Conciliar este novo papel com as exigências do Irão, o principal patrocinador do Hezbollah, foi uma tarefa complexa e Nasrallah só concordou com relutância em 2013 em enviar milhares dos seus combatentes para a Síria a mando de Teerão para reforçar o regime de Bashar al-Assad. Isto ajudou a fazer pender a balança na brutal guerra civil no país vizinho, mas prejudicou o Hezbollah em casa. O mesmo aconteceu com a feroz resistência de Nasrallah à reforma política no Líbano.

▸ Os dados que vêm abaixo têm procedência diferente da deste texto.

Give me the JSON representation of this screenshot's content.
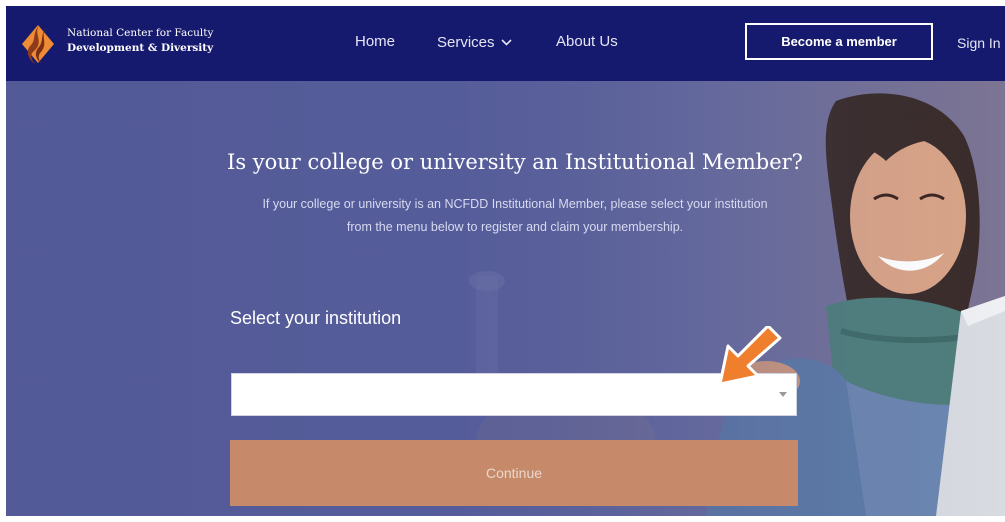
{
  "header": {
    "logo": {
      "line1": "National Center for Faculty",
      "line2": "Development & Diversity",
      "icon": "ncfdd-flame-logo"
    },
    "nav": [
      {
        "label": "Home"
      },
      {
        "label": "Services",
        "icon": "chevron-down-icon"
      },
      {
        "label": "About Us"
      }
    ],
    "member_button": "Become a member",
    "signin": "Sign In"
  },
  "hero": {
    "title": "Is your college or university an Institutional Member?",
    "subtitle_line1": "If your college or university is an NCFDD Institutional Member, please select your institution",
    "subtitle_line2": "from the menu below to register and claim your membership.",
    "select_label": "Select your institution",
    "select_value": "",
    "select_icon": "caret-down-icon",
    "continue_label": "Continue",
    "annotation_icon": "orange-arrow-icon"
  },
  "colors": {
    "header_bg": "#161a6e",
    "hero_overlay": "#5a629d",
    "continue_bg": "#c68a6a",
    "arrow": "#f07f2d"
  }
}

Não há provas de que Nasrallah soubesse o que o Hamas tinha planeado para 7 de Outubro, mas reagiu aos ataques sangrentos contra Israel com o que deve ter parecido um bom julgamento. O Hezbollah não lançou uma grande ofensiva, mas começou a disparar alguns dos seus vastos stocks de foguetes e mísseis contra Israel, numa tentativa de manter as suas credenciais de “resistência”. Nasrallah provavelmente acreditava que o conflito seria curto e que poderia evitar uma nova escalada. Em ambos os aspectos, ele estava fatalmente errado.

As consequências do assassinato de Nasrallah são difíceis de avaliar. Os pessimistas preverão uma escalada massiva, à medida que o Irão procura reafirmar o seu poder e vingar a morte de um líder que era um dos seus activos ultramarinos mais importantes. Os optimistas podem argumentar que eliminou efectivamente um actor-chave do conflito, dissuadindo Teerão e abrindo caminho a uma espécie de diminuição, ou mesmo ao fim, das hostilidades.

Encontrar qualquer substituto será muito difícil para o Hezbollah e o Irão. Mesmo sem a eliminação de tenentes-chave por parte de Israel nos últimos meses, não há ninguém no movimento que se aproxime da estatura, experiência ou influência regional de Nasrallah. É agora claro que Israel é capaz de recolher informações críticas e oportunas a partir do próprio coração do Hezbollah e de agir de forma eficaz. A esperança de vida de qualquer novo secretário-geral será provavelmente extremamente curta.